Mavi huydur  bende (*)... Gönül penceremde, en sevdiğim renk maviye açılsa da, severim tüm renkleri umutla yine de. İnsanları, durumları, şehirleri de bir renkle tanımlamak, anılarımda öyle iz bırakmalarını sağlamak iyi gelir bana. Kars beyazdır, Kaş turkuaz... Mardin sarıdır, Antakya ebruli... Artvin yeşildir, Ankara gri... Ben değilim aslında bu renkleri  yakıştıran şehirlere. Hayat doğal olarak buluyor, bulduruyor yakışanını. Isparta Keçiborlu kazası Kuyucak Köyü de böyle bulmuş olurunu. Moru seçmiş... Yeri göğü mor kılmışlar, kucak kucak, mis gibi sunuyorlar gelenlere...
Bu sene Temmuz ayında Göller Bölgesine doğru yaptığım bir haftasonu kaçamağında gidip gezdiğim ve hayran kaldığım bu köyün adını, ilk defa "Gelecek Turizmde" diye anılan bir destek programında gördüm aslında. O tarihe kadar benim bildiğim tek Kuyucak, Sebahattin Ali'nin romanına kahraman olan Yusuf'un doğduğu Aydın'ın bir kazasıydı oysa.
Kültür ve Turizm Bakanlığı, Birleşmiş Milletler Kalkınma Programı ve Anadolu Efes'in ortaklığında sürdürülen programın amacı Türkiye'nin turizm potansiyelini ortaya çıkarmak, bu alandaki istihdamı artırmak ve sürdürülebilir turizm projeleri üzerinden yerel kalkınmaya destek olmaktı. Ama, benim ilgimi en çok, bu amaçla yola çıkanların genellikle kadınlar olması çekti nedense...
Kadın isterse, her şey değişir, güzelleşir diyenlerdenim ben de😉 O yüzden ilgi ile takip ettim yapılanları. Projenin ilk dönemlerinde Bursa'nın Misi köyü kadınları, yerel lezzetlerini ve ipekböceği ile yaptıkları geleneksel el sanatlarını tanıttılar. Ardından Mardin'in kadınları, eski bir Mardin evini harika İpekyolu Misafirevine çevirdiler...Seferihisar'daki kadınlardan geldi sonra ses. Yörenin birbirinden güzel doğal lezzetlerini markalaştıracağız ve herkese tanıtacağız dedi onlar da... Urfalı kadınlar biz de varız dedi.
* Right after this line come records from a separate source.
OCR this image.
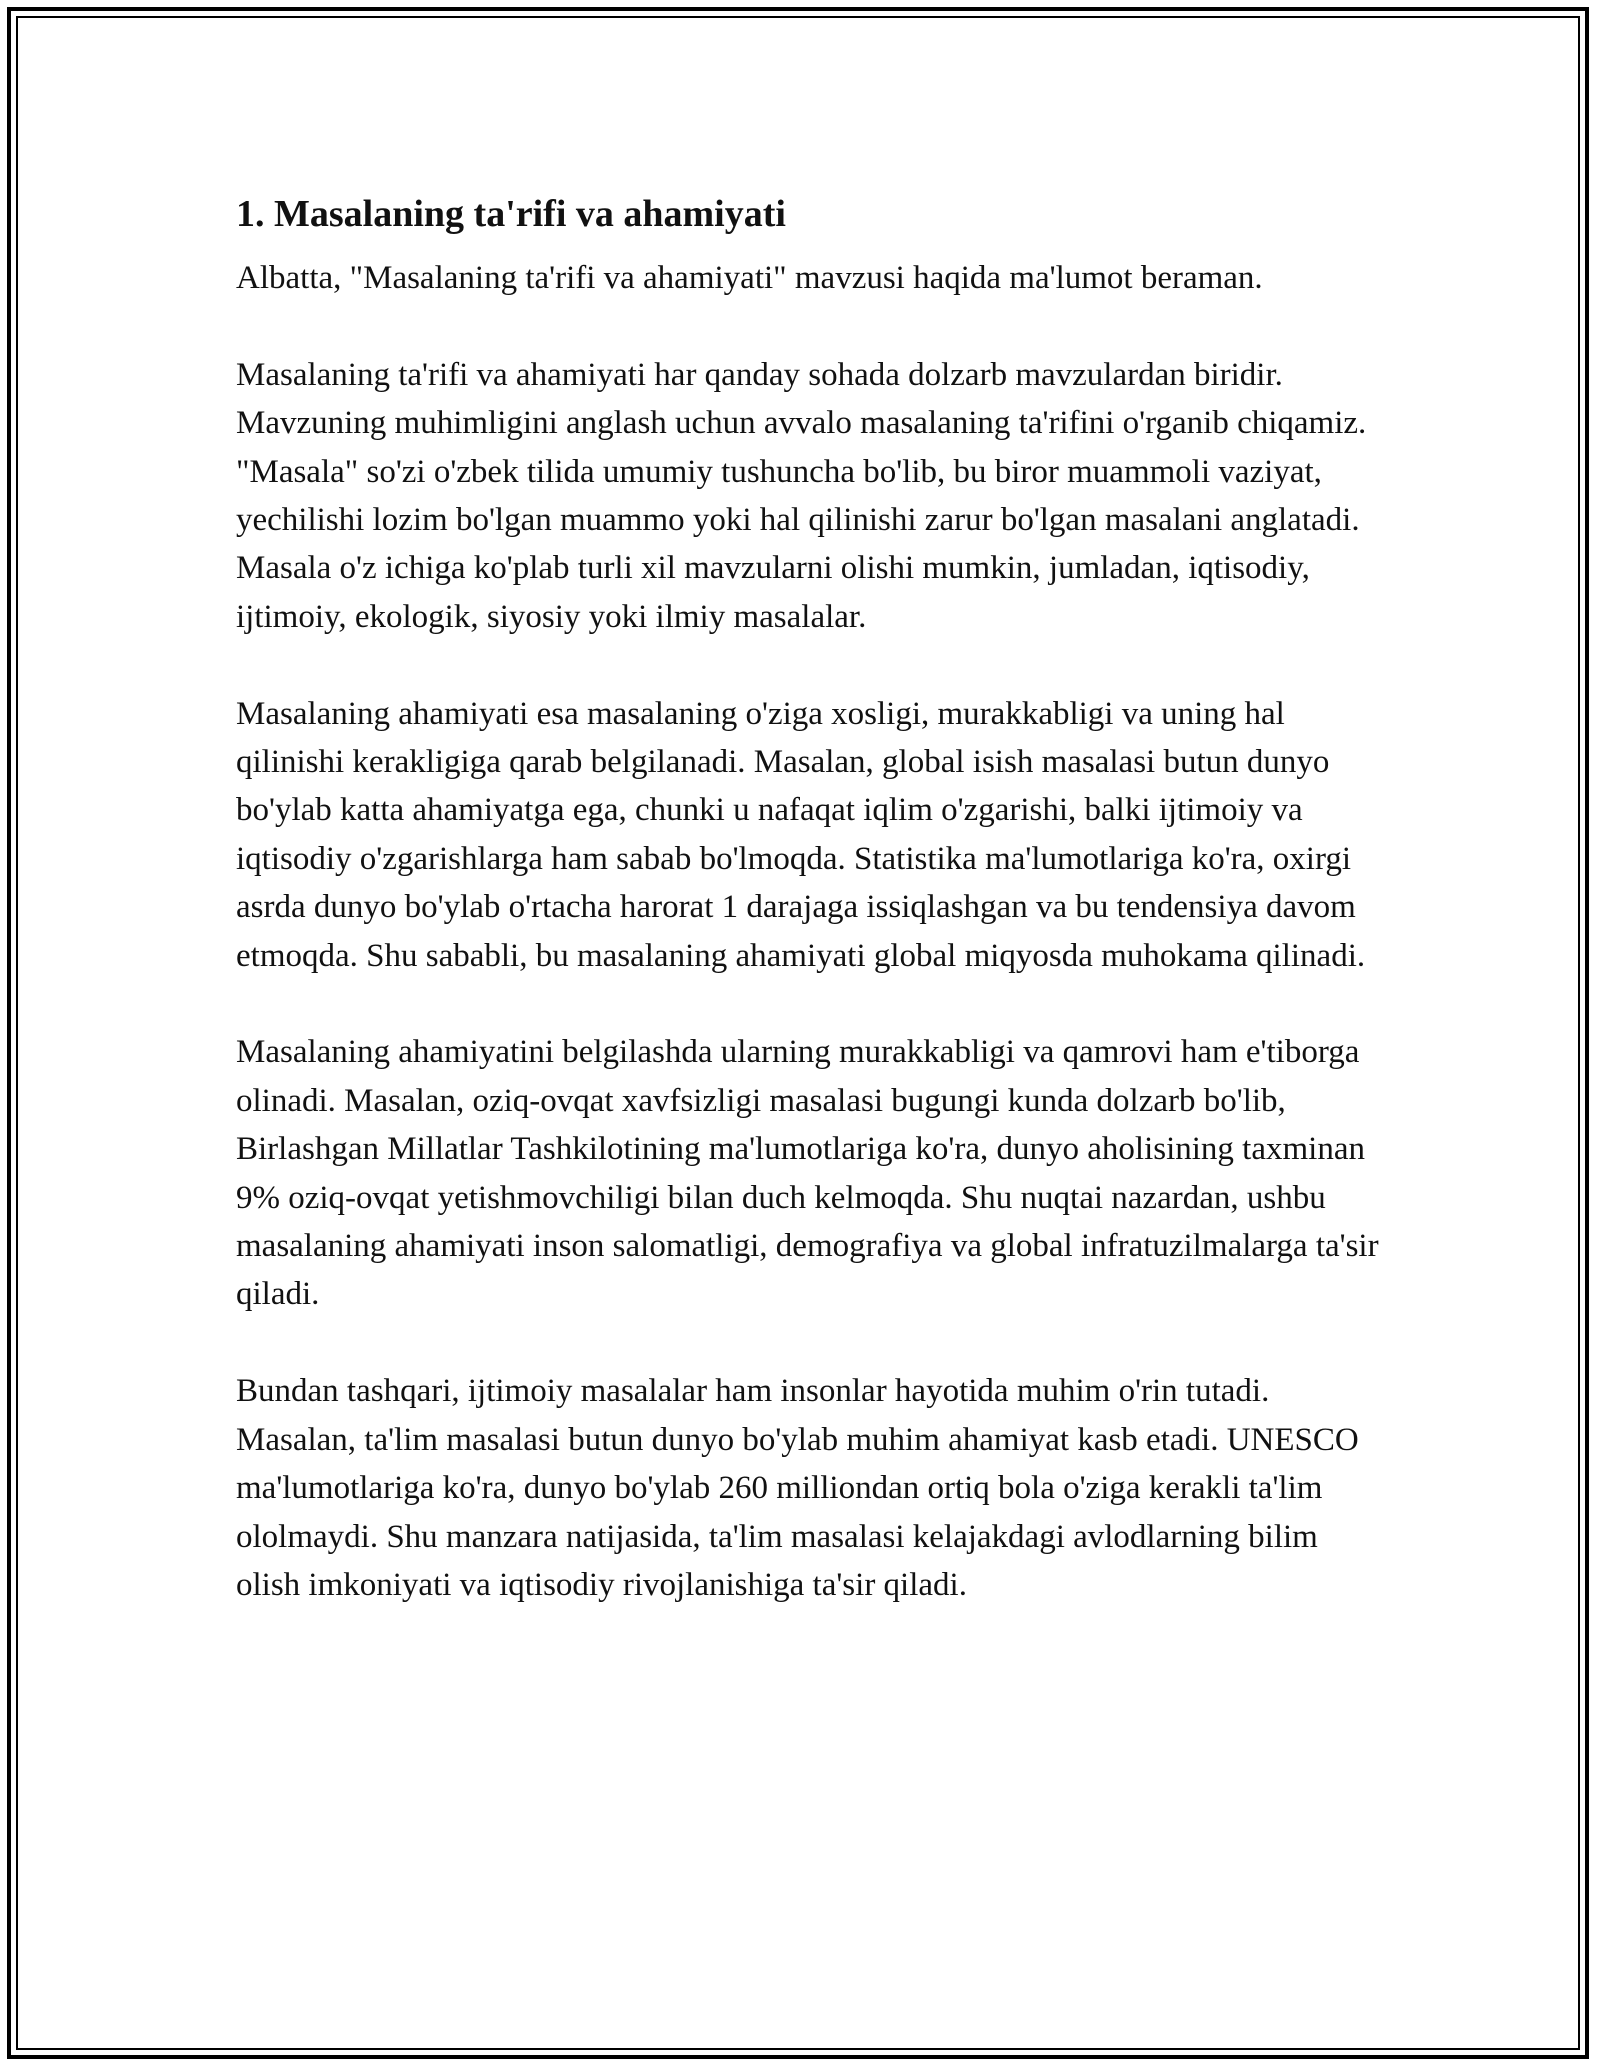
1. Masalaning ta'rifi va ahamiyati

Albatta, "Masalaning ta'rifi va ahamiyati" mavzusi haqida ma'lumot beraman.

Masalaning ta'rifi va ahamiyati har qanday sohada dolzarb mavzulardan biridir. Mavzuning muhimligini anglash uchun avvalo masalaning ta'rifini o'rganib chiqamiz. "Masala" so'zi o'zbek tilida umumiy tushuncha bo'lib, bu biror muammoli vaziyat, yechilishi lozim bo'lgan muammo yoki hal qilinishi zarur bo'lgan masalani anglatadi. Masala o'z ichiga ko'plab turli xil mavzularni olishi mumkin, jumladan, iqtisodiy, ijtimoiy, ekologik, siyosiy yoki ilmiy masalalar.

Masalaning ahamiyati esa masalaning o'ziga xosligi, murakkabligi va uning hal qilinishi kerakligiga qarab belgilanadi. Masalan, global isish masalasi butun dunyo bo'ylab katta ahamiyatga ega, chunki u nafaqat iqlim o'zgarishi, balki ijtimoiy va iqtisodiy o'zgarishlarga ham sabab bo'lmoqda. Statistika ma'lumotlariga ko'ra, oxirgi asrda dunyo bo'ylab o'rtacha harorat 1 darajaga issiqlashgan va bu tendensiya davom etmoqda. Shu sababli, bu masalaning ahamiyati global miqyosda muhokama qilinadi.

Masalaning ahamiyatini belgilashda ularning murakkabligi va qamrovi ham e'tiborga olinadi. Masalan, oziq-ovqat xavfsizligi masalasi bugungi kunda dolzarb bo'lib, Birlashgan Millatlar Tashkilotining ma'lumotlariga ko'ra, dunyo aholisining taxminan 9% oziq-ovqat yetishmovchiligi bilan duch kelmoqda. Shu nuqtai nazardan, ushbu masalaning ahamiyati inson salomatligi, demografiya va global infratuzilmalarga ta'sir qiladi.

Bundan tashqari, ijtimoiy masalalar ham insonlar hayotida muhim o'rin tutadi. Masalan, ta'lim masalasi butun dunyo bo'ylab muhim ahamiyat kasb etadi. UNESCO ma'lumotlariga ko'ra, dunyo bo'ylab 260 milliondan ortiq bola o'ziga kerakli ta'lim ololmaydi. Shu manzara natijasida, ta'lim masalasi kelajakdagi avlodlarning bilim olish imkoniyati va iqtisodiy rivojlanishiga ta'sir qiladi.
Göbeklitepe ile bir kez daha dikkat çeken taş işçiliğini yeniden hayata geçirmek için sıvadı onlar da kollarını, yanlarına birkaç aynı ruhta erkeği alarak... Ama kanımca en köklü etkiyi yaratan, Isparta'nın Kuyucak Köyü kadınları oldu. Yıllardır sessizce yaptıkları üretimden, bir peri masalı yarattılar.
Köyü görüp de, bunu kabul etmemek mümkün değil gerçekten... "Kuyucak" adının tılsımı bu herhalde... Dokunduğunu güzelleştiren kahramanlar yetiştiriyor.😊 Aynı Sebahattin Ali’nin romanda düzene, kadere isyan eden Yusuf’u gibi, Kuyucak Köyü kadınları da, güzeller güzeli köylerinin bu şekilde kendi kabuğunda yaşamasına isyan ettiler ve gerek köylerinin gerek kendilerinin hayatının akışını değiştirmeye kalktılar.
Burdur Gölü manzaralı köylerinde, araziler boş kalmasın diye tam 42 yıldır ürettikleri, kuruttukları, yağını, balını yaptıkları lavantalarla görünür olmayı başardılar.   Kendi halinde ama emek dolu devam eden sakin yaşamları, 2014 yılında bambaşka bir seyir aldı. O yıl, Keçiborlu kaymakamlığının önderliğinde, "Gelecek Turizmde" projesine başvurdular ve "Lavanta Kokulu Köy" projesi ile o yılın 1.si oldular.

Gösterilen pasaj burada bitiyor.